Editorial:
In a week that reminded currency traders of Nazi Germany’s Blitzkrieg air attacks during World War II and the destruction of swathes of Europe, the CBN virtually ‘bombed’ currency speculators last week as the bank introduced rapid fire tactics to pull up the value of the of the naira when most analysts had expected the local currency to take a further dip from N525/$ to N575/$ by March 2017. The first act of the central bank to ease pressure on the naira was to give commercial bank customers access to the official currency window to buy foreign exchange to pay for their wards school fees abroad and to cover medical expenses.
This first move wrong-footed several speculators and led to many of them losing millions of naira as the local currency regained value against the United States dollar. Matters were made even worse for traders who had tried to ‘short’ or sell the currency at higher rates when the CBN sold a hefty USD $500million dollars at the interbank market in an effort to improve foreign currency liquidity. At this time speculators who had turned the naira into a one way selling bet were reeling under the weight of huge losses which got worse when the regulator added a further USD$100million to the market, choking off a sizeable chunk of the previous speculative bubble. As if this were not bad enough, the CBN on Friday last week announced that it would sell a further USD$350million this week in advance warning to currency hoarders’ still living a delusion of a possible short-term resurgence of the dollar against the naira.
Recent week developments have sent Nigerians into an ecstatic joy. But the CBN’s currency intervention welcome as it seems at first blush may fail to address the fundamental problem of managing a sustainable foreign exchange regime. The multiple layers of exchange rates for different market segments and industries, though well intentioned, have resulted in one of the most confusing arrays of exchange rates ever witnessed in the market since 1988, when the Ibrahim Babangida administration struggled, but failed to create a single tier market. The CBN efforts have led to abuse by financial and nonfinancial intermediaries who have taken advantage of the differential and discriminatory pricing of foreign exchange among market participants to arbitrage between alternative rates as they go on to make mind-boggling personal and corporate gains. A new class of billions has suddenly emerged by dint of privileged access to foreign currency. This has meant rent-seeking intermediation that has been a bane of the economy has gotten worse, as arbitrageurs adept at playing between market segments take easy cash off trading tables. For as long as CBN resists floating the naira even if within a so-called ‘dirty’ band (that still involves a modicum of official intervention), so long will the naira be consistently put under pressure to bow to the dictates of demand exceeding supply.

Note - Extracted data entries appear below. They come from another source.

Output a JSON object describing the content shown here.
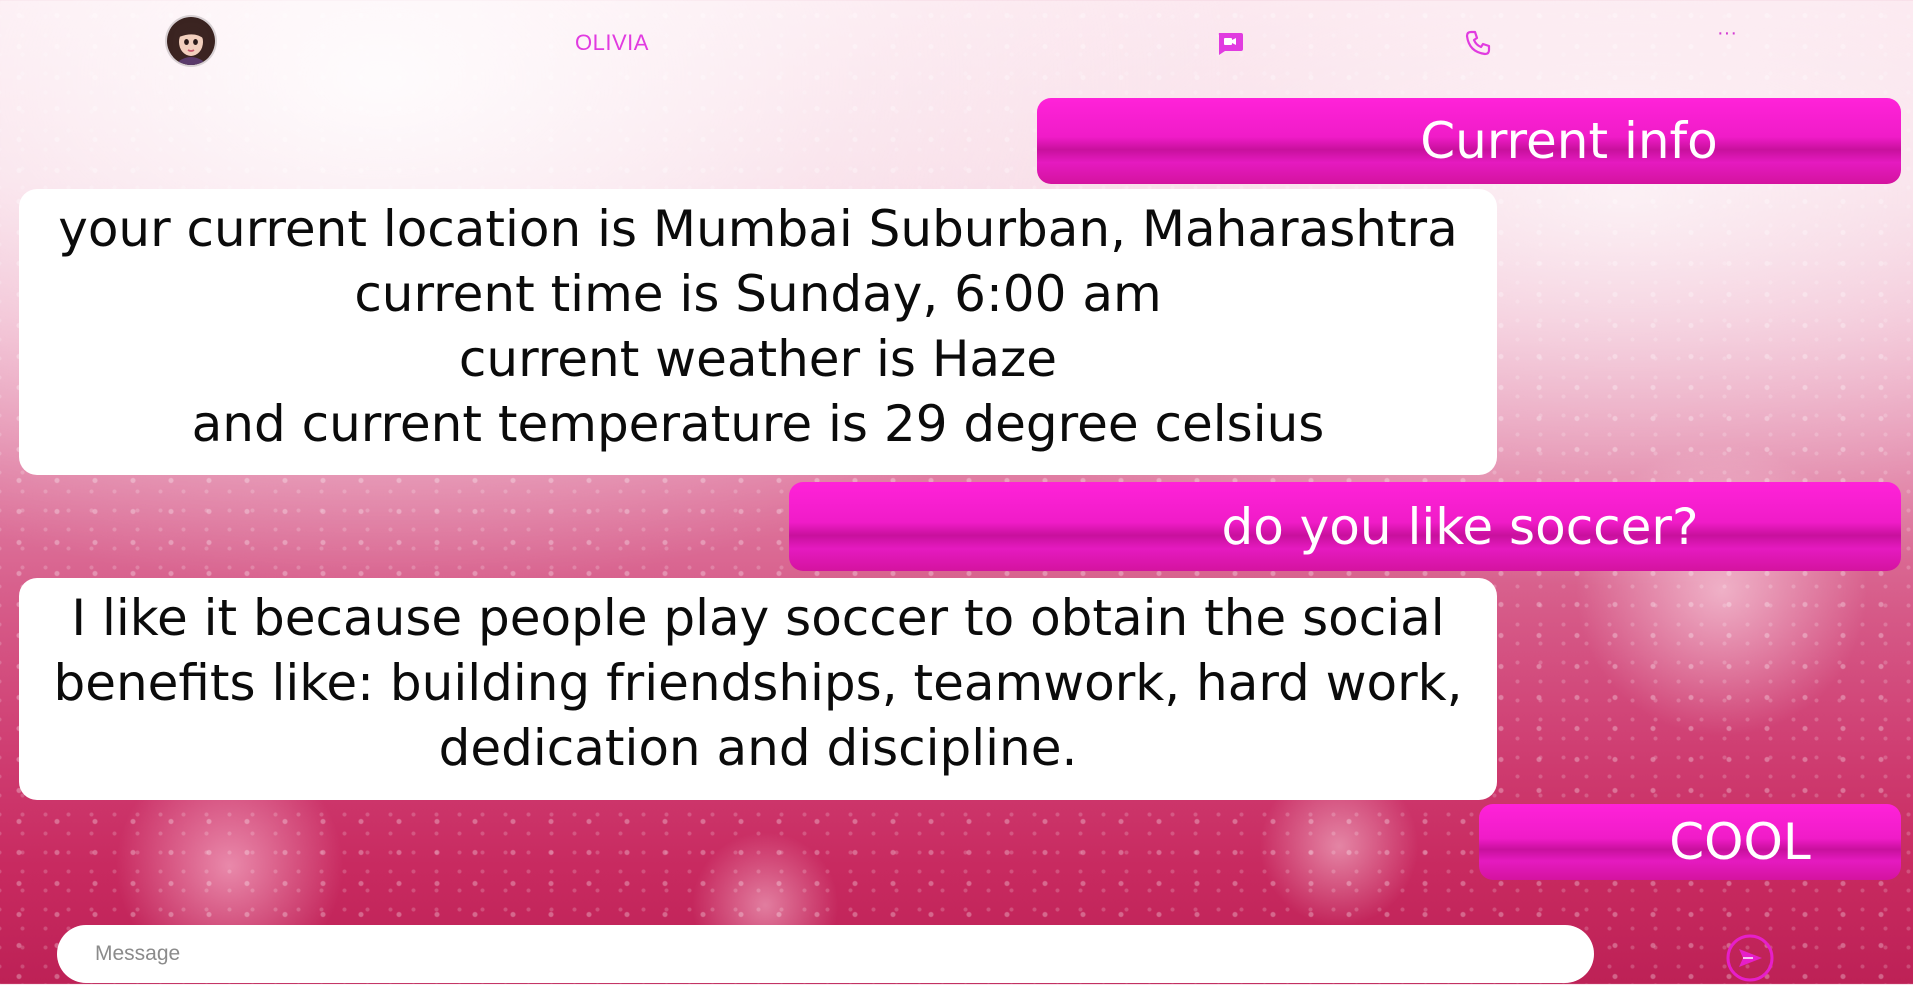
{
  "header": {
    "contact_name": "OLIVIA",
    "avatar_icon": "avatar-icon",
    "video_call_icon": "video-call-icon",
    "phone_icon": "phone-icon",
    "more_icon_glyph": "···"
  },
  "messages": [
    {
      "sender": "user",
      "text": "Current info"
    },
    {
      "sender": "bot",
      "lines": [
        "your current location is Mumbai Suburban, Maharashtra",
        "current time is Sunday, 6:00 am",
        "current weather is Haze",
        "and current temperature is 29 degree celsius"
      ]
    },
    {
      "sender": "user",
      "text": "do you like soccer?"
    },
    {
      "sender": "bot",
      "lines": [
        "I like it because people play soccer to obtain the social",
        "benefits like: building friendships, teamwork, hard work,",
        "dedication and discipline."
      ]
    },
    {
      "sender": "user",
      "text": "COOL"
    }
  ],
  "composer": {
    "placeholder": "Message",
    "value": "",
    "send_icon": "send-icon"
  },
  "colors": {
    "accent": "#e13be0",
    "user_bubble": "#f01cc8",
    "bot_bubble": "#ffffff"
  }
}
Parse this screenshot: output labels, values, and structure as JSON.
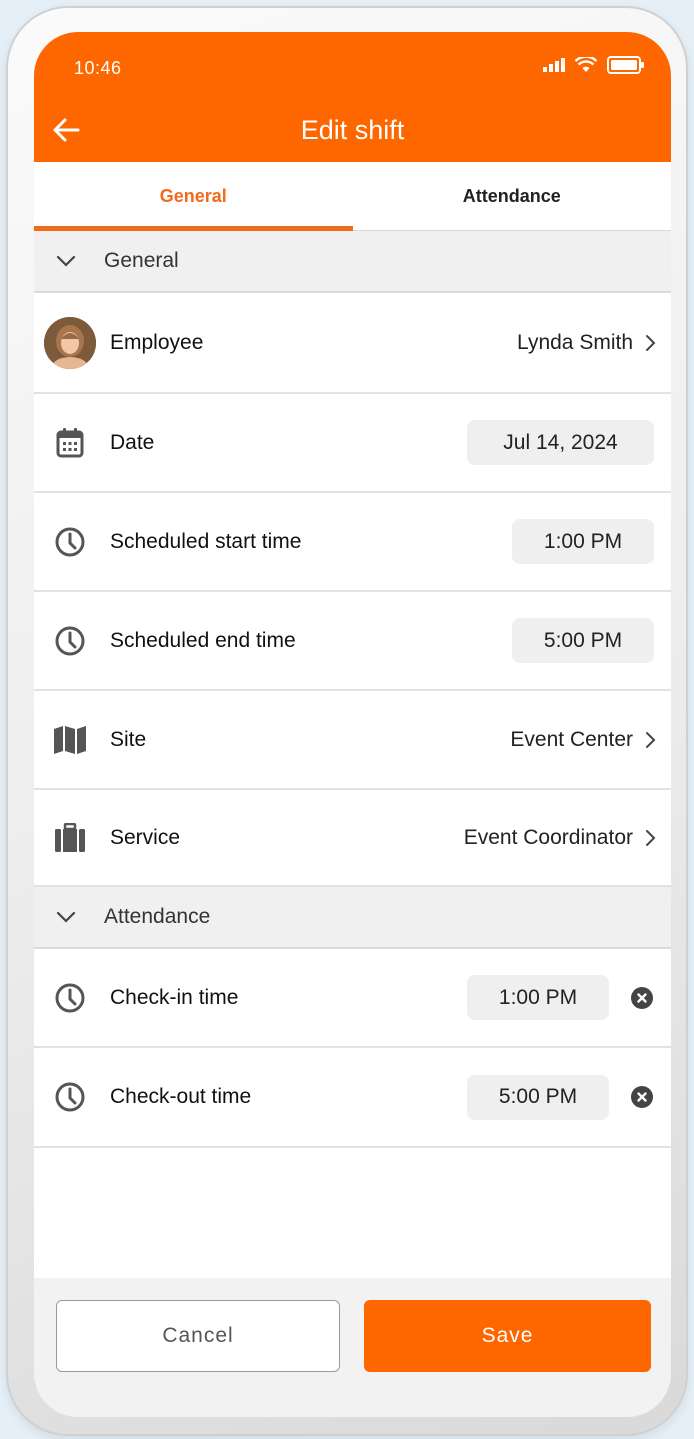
{
  "status_bar": {
    "time": "10:46"
  },
  "header": {
    "title": "Edit shift"
  },
  "tabs": [
    {
      "label": "General"
    },
    {
      "label": "Attendance"
    }
  ],
  "sections": {
    "general": {
      "label": "General"
    },
    "attendance": {
      "label": "Attendance"
    }
  },
  "fields": {
    "employee": {
      "label": "Employee",
      "value": "Lynda Smith"
    },
    "date": {
      "label": "Date",
      "value": "Jul 14, 2024"
    },
    "start": {
      "label": "Scheduled start time",
      "value": "1:00 PM"
    },
    "end": {
      "label": "Scheduled end time",
      "value": "5:00 PM"
    },
    "site": {
      "label": "Site",
      "value": "Event Center"
    },
    "service": {
      "label": "Service",
      "value": "Event Coordinator"
    },
    "checkin": {
      "label": "Check-in time",
      "value": "1:00 PM"
    },
    "checkout": {
      "label": "Check-out time",
      "value": "5:00 PM"
    }
  },
  "buttons": {
    "cancel": "Cancel",
    "save": "Save"
  },
  "icons": [
    "back-arrow-icon",
    "signal-icon",
    "wifi-icon",
    "battery-icon",
    "chevron-down-icon",
    "chevron-right-icon",
    "calendar-icon",
    "clock-icon",
    "map-icon",
    "briefcase-icon",
    "close-circle-icon"
  ],
  "colors": {
    "accent": "#fe6600",
    "tab_active": "#f26a1b"
  }
}
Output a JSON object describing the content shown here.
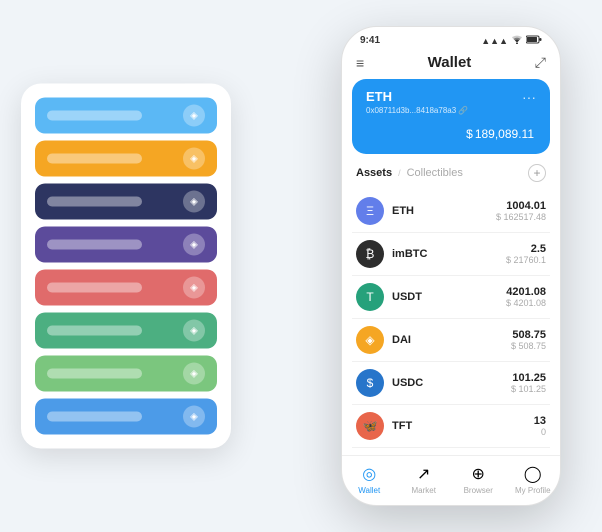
{
  "scene": {
    "background": "#f0f4f8"
  },
  "cardStack": {
    "cards": [
      {
        "color": "#5BB8F5",
        "iconText": "◈"
      },
      {
        "color": "#F5A623",
        "iconText": "◈"
      },
      {
        "color": "#2D3561",
        "iconText": "◈"
      },
      {
        "color": "#5C4B9B",
        "iconText": "◈"
      },
      {
        "color": "#E06B6B",
        "iconText": "◈"
      },
      {
        "color": "#4CAF81",
        "iconText": "◈"
      },
      {
        "color": "#7BC67E",
        "iconText": "◈"
      },
      {
        "color": "#4C9BE8",
        "iconText": "◈"
      }
    ]
  },
  "phone": {
    "statusBar": {
      "time": "9:41",
      "signal": "▲▲▲",
      "wifi": "wifi",
      "battery": "🔋"
    },
    "header": {
      "menuIcon": "≡",
      "title": "Wallet",
      "expandIcon": "⤢"
    },
    "ethCard": {
      "title": "ETH",
      "address": "0x08711d3b...8418a78a3 🔗",
      "currencySymbol": "$",
      "balance": "189,089.11",
      "dotsMenu": "···"
    },
    "assets": {
      "activeTab": "Assets",
      "divider": "/",
      "inactiveTab": "Collectibles",
      "addLabel": "+"
    },
    "assetList": [
      {
        "name": "ETH",
        "coinClass": "eth-coin",
        "coinSymbol": "Ξ",
        "amount": "1004.01",
        "usdValue": "$ 162517.48"
      },
      {
        "name": "imBTC",
        "coinClass": "imbtc-coin",
        "coinSymbol": "₿",
        "amount": "2.5",
        "usdValue": "$ 21760.1"
      },
      {
        "name": "USDT",
        "coinClass": "usdt-coin",
        "coinSymbol": "T",
        "amount": "4201.08",
        "usdValue": "$ 4201.08"
      },
      {
        "name": "DAI",
        "coinClass": "dai-coin",
        "coinSymbol": "◈",
        "amount": "508.75",
        "usdValue": "$ 508.75"
      },
      {
        "name": "USDC",
        "coinClass": "usdc-coin",
        "coinSymbol": "$",
        "amount": "101.25",
        "usdValue": "$ 101.25"
      },
      {
        "name": "TFT",
        "coinClass": "tft-coin",
        "coinSymbol": "🦋",
        "amount": "13",
        "usdValue": "0"
      }
    ],
    "bottomNav": [
      {
        "icon": "◎",
        "label": "Wallet",
        "active": true
      },
      {
        "icon": "↗",
        "label": "Market",
        "active": false
      },
      {
        "icon": "⊕",
        "label": "Browser",
        "active": false
      },
      {
        "icon": "◯",
        "label": "My Profile",
        "active": false
      }
    ]
  }
}
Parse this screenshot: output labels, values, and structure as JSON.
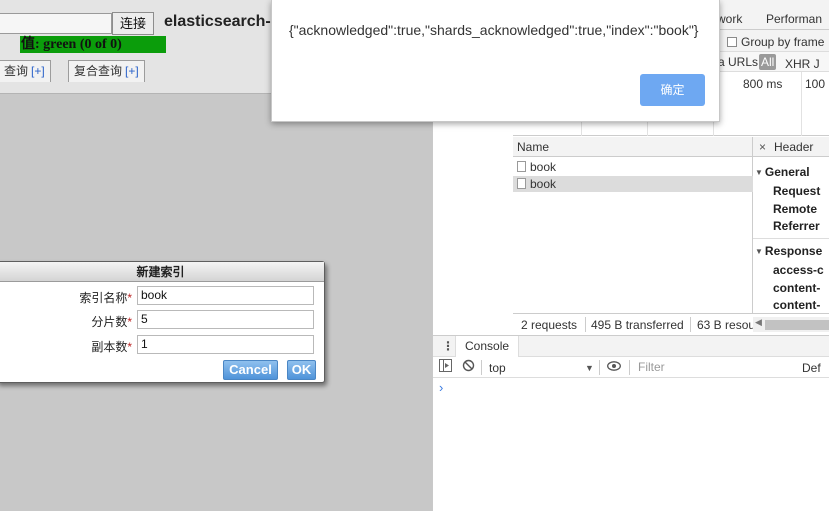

The CBN’S counter speculative intervention within the previous week was undoubtedly brave and brilliant as it gave speculators a taste of bile to tame their rampant greed, but it still did not address the longer term issue of currency stability. If the CBN is to really deal with the inconvenient issue of errant currency traders, it must be prepared to dismantle the rickety multi-tier currency market contraption it has built and give greater leeway to a more market-oriented approach to foreign exchange management. Admittedly political expediency quite often than not lashes out against economic good sense, but with the economy squeezed between very difficult fiscal and monetary options, it would appear safer to err on the side of market rationality than social populism.
Nevertheless, the CBN’s frontal onslaught on currency speculation is commendable; it has sent a strong message to market manipulators that the currency trading floor could punish with as much severity as it occasionally rewards handsomely for errant behavior. However, beyond its recent short-term foreign currency management measures the monetary policy regulator has also systematically engaged in the growth of the real sector of the economy through the unconventional but effective funding of a plethora of concessionary retail credit schemes designed to offer specific industries affordable loans to expand domestic output and employment. Such measures ultimately should result in the reduction of foreign imports and the rise in non-oil exports, developments that are becoming increasingly attractive. With such unfolding real sector realities, pressure on the local currency should begin to weaken over the next few months as demand for foreign currency drops off and a growing club of enterprises tussle for the emergent export opportunities looming in the horizon. As Emefiele takes on the currency mafia, the twin policies of shocking them into submission and propping up the economy’s real sector should gradually turn the wheels of wealth in the right direction as the naira regains its strength.